Vous voyez cette photo de Syd Barret ? Elle apparaîtra sur l’écran après le dernier couplet de wish you were here C’est difficile pour moi de m’y confronter. Roger Waters
Vous avez annoncé une tournée cet été. Quel sens lui donnez-vous ?
Son titre est This is not a Drill (Ceci n’est pas un exercice). Vous voyez cette photo [il nous montre une photo de Syd Barret] ? Elle apparaîtra sur l’écran après le dernier couplet de Wish You Were Here. C’est difficile pour moi de m’y confronter.

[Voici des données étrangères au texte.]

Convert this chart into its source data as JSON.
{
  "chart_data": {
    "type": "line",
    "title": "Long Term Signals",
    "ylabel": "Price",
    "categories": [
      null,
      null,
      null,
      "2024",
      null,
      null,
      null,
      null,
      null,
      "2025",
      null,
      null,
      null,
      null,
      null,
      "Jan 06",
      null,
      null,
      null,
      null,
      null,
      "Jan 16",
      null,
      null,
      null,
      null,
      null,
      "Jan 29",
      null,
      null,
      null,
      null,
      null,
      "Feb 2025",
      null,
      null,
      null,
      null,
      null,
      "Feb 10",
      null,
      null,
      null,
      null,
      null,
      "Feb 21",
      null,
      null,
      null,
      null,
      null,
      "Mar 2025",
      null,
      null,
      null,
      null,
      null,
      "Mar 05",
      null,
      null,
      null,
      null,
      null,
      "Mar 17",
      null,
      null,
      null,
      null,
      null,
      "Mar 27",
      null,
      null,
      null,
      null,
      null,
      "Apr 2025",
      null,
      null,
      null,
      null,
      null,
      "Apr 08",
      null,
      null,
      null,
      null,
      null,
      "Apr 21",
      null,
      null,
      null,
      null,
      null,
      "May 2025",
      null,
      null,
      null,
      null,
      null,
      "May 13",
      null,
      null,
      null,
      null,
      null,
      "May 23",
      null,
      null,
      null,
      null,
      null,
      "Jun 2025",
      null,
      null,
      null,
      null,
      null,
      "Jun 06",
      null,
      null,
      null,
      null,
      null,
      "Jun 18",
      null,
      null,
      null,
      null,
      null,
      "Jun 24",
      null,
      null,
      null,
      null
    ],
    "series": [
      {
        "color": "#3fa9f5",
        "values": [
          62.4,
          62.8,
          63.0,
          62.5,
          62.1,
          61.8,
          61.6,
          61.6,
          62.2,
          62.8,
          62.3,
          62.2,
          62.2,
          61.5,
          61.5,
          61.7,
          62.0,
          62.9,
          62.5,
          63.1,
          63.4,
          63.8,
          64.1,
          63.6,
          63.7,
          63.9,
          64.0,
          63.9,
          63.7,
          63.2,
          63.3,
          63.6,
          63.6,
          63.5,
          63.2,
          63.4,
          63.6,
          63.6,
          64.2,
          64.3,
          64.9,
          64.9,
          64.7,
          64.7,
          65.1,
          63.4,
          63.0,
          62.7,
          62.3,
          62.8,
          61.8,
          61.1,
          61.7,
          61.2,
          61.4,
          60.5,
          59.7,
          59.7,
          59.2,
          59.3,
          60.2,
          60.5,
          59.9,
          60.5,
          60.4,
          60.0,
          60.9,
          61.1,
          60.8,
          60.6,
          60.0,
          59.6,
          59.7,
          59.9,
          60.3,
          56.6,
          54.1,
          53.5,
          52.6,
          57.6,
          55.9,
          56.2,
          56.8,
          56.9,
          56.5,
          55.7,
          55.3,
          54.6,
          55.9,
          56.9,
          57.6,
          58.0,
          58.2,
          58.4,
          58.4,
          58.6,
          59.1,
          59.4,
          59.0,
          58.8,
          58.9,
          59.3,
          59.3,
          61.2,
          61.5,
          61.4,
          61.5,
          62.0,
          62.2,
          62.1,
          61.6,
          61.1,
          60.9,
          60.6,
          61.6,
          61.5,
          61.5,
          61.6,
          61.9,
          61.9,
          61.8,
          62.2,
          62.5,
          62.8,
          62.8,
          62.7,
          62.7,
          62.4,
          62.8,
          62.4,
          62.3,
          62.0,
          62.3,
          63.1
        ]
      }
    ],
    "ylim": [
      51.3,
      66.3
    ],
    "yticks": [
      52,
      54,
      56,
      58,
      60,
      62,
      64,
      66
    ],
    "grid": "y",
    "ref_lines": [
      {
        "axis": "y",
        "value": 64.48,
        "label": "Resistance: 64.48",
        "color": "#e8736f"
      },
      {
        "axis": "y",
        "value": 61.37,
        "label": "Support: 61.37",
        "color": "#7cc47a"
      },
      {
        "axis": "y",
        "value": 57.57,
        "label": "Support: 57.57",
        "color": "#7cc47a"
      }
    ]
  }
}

Nous allions à un rendez-vous au siège de Capitol records, puis en descendant dans la rue, Syd m’a lancé dans un sourire : “C’est beau ici à Las Vegas, n’est-ce pas ?”. Évidemment, il devenait fou à ce moment-là. Puis son visage s’est assombri et il a craché un seul mot. “Les gens”, il a dit.
Quand vous perdez quelqu’un que vous aimez, ça sert à vous rappeler que “ce n’est pas un exercice”. Eh bien, “ce n’est pas un exercice”, c’est le nom que j’ai donné à la tournée. Toute ma tournée vise à faire comprendre aux gens que nous sommes au milieu d’un temps de grand désespoir. Nous sommes confrontés à une catastrophe absolue. Et “ce n’est pas un exercice”. Nous avons une responsabilité absolue envers tous nos frères et sœurs pour empêcher les gangsters qui sont aux commandes de détruire le monde. C’est tout.